For this recipe we will create two data sets

1. Import the Python modules `numpy`, `pandas`. Import the [`norm`](https://docs.scipy.org/doc/scipy/reference/generated/scipy.stats.norm.html) object from `scipy.stats`. This object will allow us to generate random samples from a normal distribution. This will help us to create data sets to be used in this recipe.

In [1]:
import numpy as np
import pandas as pd
from scipy.stats import norm

2. Create two data sets to be used in this recipe

In [2]:
n = 400
sample1 = norm().rvs(n)
sample2 = norm(loc=3, scale=0.5).rvs(n)

In [3]:
data1 = pd.DataFrame({'Normal': sample1})

In [4]:
samples =  np.concatenate( (sample1, sample2))
labels = ['Sample 1']*n + ['Sample 2']*n 
data2 = pd.DataFrame({'Data': samples, 'Label':labels})

## How to do it

1. Import the `plotly.express` module as `px`

In [5]:
import plotly.express as px

2. Make a simple scatter plot to illustrate the points in the `data1` data set using the function `histogram`

In [6]:
# df = px.data.tips()
# fig = px.histogram(df, x="total_bill")
# fig.show()

In [7]:
df = data1
fig = px.histogram(df, x="Normal")
fig.show()

2. Add a title to your chart by passing a string as the input `title` into the function `histogram`
3. And customise the size of the figure by using the inputs `height` and `width`. Both have to be integers and correspond to the size of the figure in pixels.

In [8]:
# fig = px.histogram(df, x="total_bill", 
#                    height = 500, width = 800,
#                    title='Total Bill Distribution')
# fig.show()

In [9]:
fig = px.histogram(df, x="Normal", 
                   height = 500, width = 800,
                   title='Sample from a Normal Distribution')
fig.show()

In [10]:
fig = px.histogram(df, x="Normal", 
                   histnorm='probability density',
                   height = 500, width = 800,
                   title='Sample from a Normal Distribution')
fig.show()

In [11]:
fig = px.histogram(df, x="Normal", 
                   nbins=25,
                   histnorm='probability density',
                   height = 500, width = 800,
                   title='Sample from a Normal Distribution')
fig.show()

4. Customise the color of the bars using the input `color_discrete_sequence` as follows.
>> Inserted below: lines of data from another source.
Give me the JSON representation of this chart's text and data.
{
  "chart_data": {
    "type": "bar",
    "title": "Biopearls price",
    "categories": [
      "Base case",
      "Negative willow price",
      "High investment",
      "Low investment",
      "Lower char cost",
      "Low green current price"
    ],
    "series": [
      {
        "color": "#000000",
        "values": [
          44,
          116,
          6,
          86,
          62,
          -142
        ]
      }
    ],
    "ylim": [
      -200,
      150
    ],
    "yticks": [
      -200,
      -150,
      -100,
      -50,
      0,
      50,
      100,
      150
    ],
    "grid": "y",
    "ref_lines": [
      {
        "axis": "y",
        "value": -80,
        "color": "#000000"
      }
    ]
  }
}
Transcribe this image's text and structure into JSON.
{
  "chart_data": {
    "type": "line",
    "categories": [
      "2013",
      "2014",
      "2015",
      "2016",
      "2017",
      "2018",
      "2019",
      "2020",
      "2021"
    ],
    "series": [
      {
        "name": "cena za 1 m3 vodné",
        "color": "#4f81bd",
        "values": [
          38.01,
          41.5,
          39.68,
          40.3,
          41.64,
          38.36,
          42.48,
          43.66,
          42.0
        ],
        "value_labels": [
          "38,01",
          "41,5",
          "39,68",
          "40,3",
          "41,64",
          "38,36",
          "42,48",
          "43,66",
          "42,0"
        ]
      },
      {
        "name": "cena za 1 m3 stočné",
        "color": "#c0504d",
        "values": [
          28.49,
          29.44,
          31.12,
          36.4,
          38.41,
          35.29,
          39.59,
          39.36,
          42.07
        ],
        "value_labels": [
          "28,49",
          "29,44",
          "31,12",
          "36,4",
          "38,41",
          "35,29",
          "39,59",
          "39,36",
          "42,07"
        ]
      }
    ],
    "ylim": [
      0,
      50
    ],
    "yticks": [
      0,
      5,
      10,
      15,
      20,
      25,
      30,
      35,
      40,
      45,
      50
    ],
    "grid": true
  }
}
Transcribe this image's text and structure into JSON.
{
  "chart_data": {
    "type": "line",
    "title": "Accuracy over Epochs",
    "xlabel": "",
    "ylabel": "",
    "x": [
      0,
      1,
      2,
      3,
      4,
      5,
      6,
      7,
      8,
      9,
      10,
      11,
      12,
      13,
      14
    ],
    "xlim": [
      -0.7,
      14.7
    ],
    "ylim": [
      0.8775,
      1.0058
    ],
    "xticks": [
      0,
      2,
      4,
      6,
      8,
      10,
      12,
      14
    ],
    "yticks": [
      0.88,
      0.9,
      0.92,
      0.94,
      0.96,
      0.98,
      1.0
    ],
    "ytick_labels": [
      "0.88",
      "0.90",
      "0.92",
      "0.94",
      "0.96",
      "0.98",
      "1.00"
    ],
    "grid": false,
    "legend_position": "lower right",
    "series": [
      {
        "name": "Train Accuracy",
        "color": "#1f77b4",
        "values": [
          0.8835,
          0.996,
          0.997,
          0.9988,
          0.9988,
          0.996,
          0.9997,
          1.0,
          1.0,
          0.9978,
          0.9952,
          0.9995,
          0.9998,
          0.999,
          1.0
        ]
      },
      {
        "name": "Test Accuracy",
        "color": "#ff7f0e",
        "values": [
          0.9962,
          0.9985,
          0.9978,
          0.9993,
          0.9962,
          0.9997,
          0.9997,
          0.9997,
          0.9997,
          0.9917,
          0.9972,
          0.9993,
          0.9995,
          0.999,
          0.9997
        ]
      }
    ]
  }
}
Note that we have to pass a list of strings, where each string corresponds to a color.  In this case, we pass the color `teal`

In [12]:
fig = px.histogram(df, x="Normal", 
                   color_discrete_sequence=['teal'],
                   nbins=25,
                   histnorm='probability density',
                   height = 500, width = 800,
                   title='Sample from a Normal Distribution')
fig.show()

In [13]:
fig = px.histogram(df, x="Normal", 
                   opacity=0.75,
                   color_discrete_sequence=['teal'],
                   nbins=25,
                   histnorm='probability density',
                   height = 500, width = 800,
                   title='Sample from a Normal Distribution')
fig.show()

In [14]:
fig = px.histogram(df, x="Normal", 
                   cumulative=True,
                   opacity=0.75,
                   color_discrete_sequence=['teal'],
                   nbins=25,
                   histnorm='probability density',
                   height = 500, width = 800,
                   title='Sample from a Normal Distribution')
fig.show()

In [15]:
df = data2

In [16]:
fig = px.histogram(df, x='Data',
                   color='Label', 
                   opacity=0.75,
                #    color_discrete_sequence=['teal'],
                   nbins=25,
                   histnorm='probability density',
                   height = 500, width = 800,
                   title='Sample from a Normal Distribution')
fig.show()

In [17]:
fig = px.histogram(df, x='Data',
                   color='Label', 
                   opacity=0.75,
                   barmode="overlay",
                   color_discrete_sequence=['teal', 'pink'],
                   nbins=25,
                   histnorm='probability density',
                   height = 500, width = 800,
                   title='Sample from a Normal Distribution')
fig.show()

In [18]:
fig = px.histogram(df, x='Data',
                   color='Label', 
                   barmode="overlay",
                   opacity=0.5,
                   color_discrete_sequence=px.colors.qualitative.Prism,
                   nbins=25,
                   histnorm='probability density',
                   height = 500, width = 800,
                   title='Sample from a Normal Distribution')
fig.show()